Cita Iniciado por Elisabet* Ver Mensaje

La ley que realmente dio Dios a Moisés no era falsa. Dios no engañó al pueblo. Los que engañaron al pueblo son los escribas que cambiaron la Ley de Dios en mentira, como dice Jeremías 8:7-8.

Entonces, la verdadera Ley de Dios y sus verdaderos mandamientos son los misericordiosos mandamientos que Jesús enseñó cuando predicó el Evangelio.
Cita Iniciado por KIMO Ver Mensaje

Jesús dijo que las escrituras eran la verdad...

No es cierto. Lo que Jesús dijo al Padre es: "Tu palabra es verdad". Y la Palabra del Padre es la Palabra del Evangelio y sus misericordiosos mandamientos, no los mandatos escritos en el Antiguo Testamento que ordenaban a los hombres esclavitud, sacrificios, ojo por ojo, penas de muerte, guerras y masacres de pueblos enteros.

Cita Iniciado por KIMO Ver Mensaje
... siempre saldrás con una excusa
Para no aceptar la verdad escrita
que Jesús con su sangré
Nos libra del pecado heredado...

Otra mentira, pues Jesús no habló del pecado heredado.

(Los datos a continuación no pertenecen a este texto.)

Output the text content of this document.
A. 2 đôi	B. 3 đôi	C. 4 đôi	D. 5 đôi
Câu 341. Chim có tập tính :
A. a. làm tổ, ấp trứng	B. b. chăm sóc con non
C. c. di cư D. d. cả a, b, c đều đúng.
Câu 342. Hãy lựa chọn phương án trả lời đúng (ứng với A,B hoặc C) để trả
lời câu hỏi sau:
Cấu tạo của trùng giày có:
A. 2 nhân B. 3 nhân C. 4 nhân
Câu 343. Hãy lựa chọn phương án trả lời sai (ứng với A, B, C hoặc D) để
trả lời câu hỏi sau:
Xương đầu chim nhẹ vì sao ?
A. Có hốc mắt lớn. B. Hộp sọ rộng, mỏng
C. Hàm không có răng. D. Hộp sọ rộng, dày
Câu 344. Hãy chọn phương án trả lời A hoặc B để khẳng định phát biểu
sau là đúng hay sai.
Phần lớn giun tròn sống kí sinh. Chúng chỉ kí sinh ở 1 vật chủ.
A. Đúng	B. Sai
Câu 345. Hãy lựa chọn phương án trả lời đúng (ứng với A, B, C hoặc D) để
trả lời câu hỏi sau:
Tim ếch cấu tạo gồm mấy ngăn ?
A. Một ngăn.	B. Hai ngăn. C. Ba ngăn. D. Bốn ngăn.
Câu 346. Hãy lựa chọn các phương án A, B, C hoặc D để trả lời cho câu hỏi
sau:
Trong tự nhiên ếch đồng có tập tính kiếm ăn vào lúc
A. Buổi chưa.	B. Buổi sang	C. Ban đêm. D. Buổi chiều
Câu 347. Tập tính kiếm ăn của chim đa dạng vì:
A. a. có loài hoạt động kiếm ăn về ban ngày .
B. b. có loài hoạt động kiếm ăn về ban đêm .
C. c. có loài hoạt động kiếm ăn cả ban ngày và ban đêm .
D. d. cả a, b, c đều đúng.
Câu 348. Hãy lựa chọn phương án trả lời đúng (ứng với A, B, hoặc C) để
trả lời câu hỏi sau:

Cita Iniciado por misericordia Ver Mensaje
NO HAY PECADO HEREDADO:

El que peque es el que morirá....

Ezequiel 18

«Ustedes en la tierra de Israel acostumbran repetir aquel refrán que dice: “Los padres se comieron las uvas agrias, y a los hijos les dio la dentera.” ¿En verdad lo creen? 3 Vivo yo, que ese refrán nunca más volverá a repetirse en Israel.
Palabra de Dios el Señor.
4 »Todos ustedes son míos. Lo mismo el padre que el hijo. Sólo morirá quien peque. Nadie más.
Cita Iniciado por tomas0402 Ver Mensaje
El capitulo 18 de Ezequiel, echa por tierra toda la teología cristiana.
Según Ezequiel, no hay pecado heredado.
Pero, claro, surge la pregunta: Si la enfermedad y la muerte son consecuencias del pecado ¿Cómo es que no hemos heredado el pecado, pero sí sus consecuencias?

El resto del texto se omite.